Orang yang sama sekali tidak terinfeksi tentu tidak akan dapat menularkan virus ke orang lain. Demikian halnya, orang yang memiliki gejala penyakit yang ringan tentu tidak akan membebani rumah sakit dan menyebabkan kematian. Akan tetapi, jika seseorang tetap terinfeksi meski tidak bergejala, maka masih mungkin menularkan ke orang lain.
”Masih ada proses panjang yang harus dilalui riset ini di depan. Jadi, kita harus kelola ekspektasi kita, bersabar sambil tentu terus berupaya,” katanya.
Hati-hati
Dicky juga mengingatkan agar Pemerintah Indonesia tidak buru-buru mengimpor dan memberikan vaksin ke masyarakat, sebelum uji klinis fase ketiga di Indonesia selesai. Eviden dari luar negeri juga perlu jadi pertimbangan, termasuk penghentian uji klinis fase ketiga terhadap vaksin Sinovac di Brasil.
Seperti diberitakan Reuters pada Selasa, regulator kesehatan Brasil telah menangguhkan uji klinis untuk vaksin Covid-19 buatan Sinovac, China, dengan alasan adanya insiden yang parah.
Namun, Dimas Covas, Kepala Lembaga Penelitian Medis Sao Paulo Butantan yang melakukan uji coba klinis Sinovac, mengatakan, keputusan regulator Brasil terkait dengan kematian, tetapi menambahkan dia merasa aneh ”karena itu adalah kematian yang tidak terkait dengan vaksin”.
”Karena ada lebih dari 10.000 sukarelawan saat ini, kematian dapat terjadi.

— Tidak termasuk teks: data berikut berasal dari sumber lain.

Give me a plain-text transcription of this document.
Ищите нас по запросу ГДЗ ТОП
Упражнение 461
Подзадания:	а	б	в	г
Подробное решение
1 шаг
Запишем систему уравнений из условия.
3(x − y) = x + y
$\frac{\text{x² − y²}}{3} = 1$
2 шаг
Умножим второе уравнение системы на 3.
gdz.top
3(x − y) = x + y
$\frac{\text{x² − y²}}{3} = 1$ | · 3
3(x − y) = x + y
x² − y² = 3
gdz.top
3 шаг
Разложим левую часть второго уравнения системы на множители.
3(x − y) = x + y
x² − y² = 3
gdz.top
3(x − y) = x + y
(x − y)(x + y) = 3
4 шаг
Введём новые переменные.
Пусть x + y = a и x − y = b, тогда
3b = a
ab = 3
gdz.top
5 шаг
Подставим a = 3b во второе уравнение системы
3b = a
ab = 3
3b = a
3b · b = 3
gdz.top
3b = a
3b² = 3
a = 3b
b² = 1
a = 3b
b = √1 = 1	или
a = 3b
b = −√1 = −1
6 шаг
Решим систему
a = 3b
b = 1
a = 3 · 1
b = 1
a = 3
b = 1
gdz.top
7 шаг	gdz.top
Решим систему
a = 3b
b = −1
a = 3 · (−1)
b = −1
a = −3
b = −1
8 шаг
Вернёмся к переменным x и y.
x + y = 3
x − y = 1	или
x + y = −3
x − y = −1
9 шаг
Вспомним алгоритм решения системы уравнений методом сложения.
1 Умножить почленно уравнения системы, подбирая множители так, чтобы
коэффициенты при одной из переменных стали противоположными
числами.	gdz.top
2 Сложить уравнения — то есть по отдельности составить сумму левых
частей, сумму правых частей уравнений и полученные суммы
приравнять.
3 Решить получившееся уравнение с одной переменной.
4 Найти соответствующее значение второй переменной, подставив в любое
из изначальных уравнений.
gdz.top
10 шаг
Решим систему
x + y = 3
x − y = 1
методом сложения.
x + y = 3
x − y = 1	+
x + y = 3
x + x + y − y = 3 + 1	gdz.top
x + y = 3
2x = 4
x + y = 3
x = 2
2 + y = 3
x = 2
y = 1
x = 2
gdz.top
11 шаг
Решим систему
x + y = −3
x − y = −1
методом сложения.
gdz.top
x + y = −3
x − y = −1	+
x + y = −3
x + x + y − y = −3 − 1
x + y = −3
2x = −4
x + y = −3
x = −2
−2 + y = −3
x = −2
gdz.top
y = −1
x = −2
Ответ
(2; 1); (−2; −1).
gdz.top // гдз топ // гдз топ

Ini adalah kematian yang tidak ada hubungannya dengan vaksin dan oleh karena itu bukan saatnya untuk menghentikan uji coba,” kata Covas.
Ketua Tim Mitigasi Ikatan Dokter Indonesia Adib Khumaidi mengatakan, para tenaga kesehatan cenderung menanti vaksin Covid-19 yang sudah selesai uji klinis di Indonesia dibandingkan dengan memakai otorisasi penggunaan darurat (emergency use autrhorization/EUA).
”Untuk saat ini kami lebih berharap pemerintah fokus pada pencegahan dan pengendalian kasus melalui tes, lacak, dan isolasi dengan baik. Vaksin bisa menunggu kalau sudah betul-betul ada yang aman dan efektivitasnya baik,” ujarnya.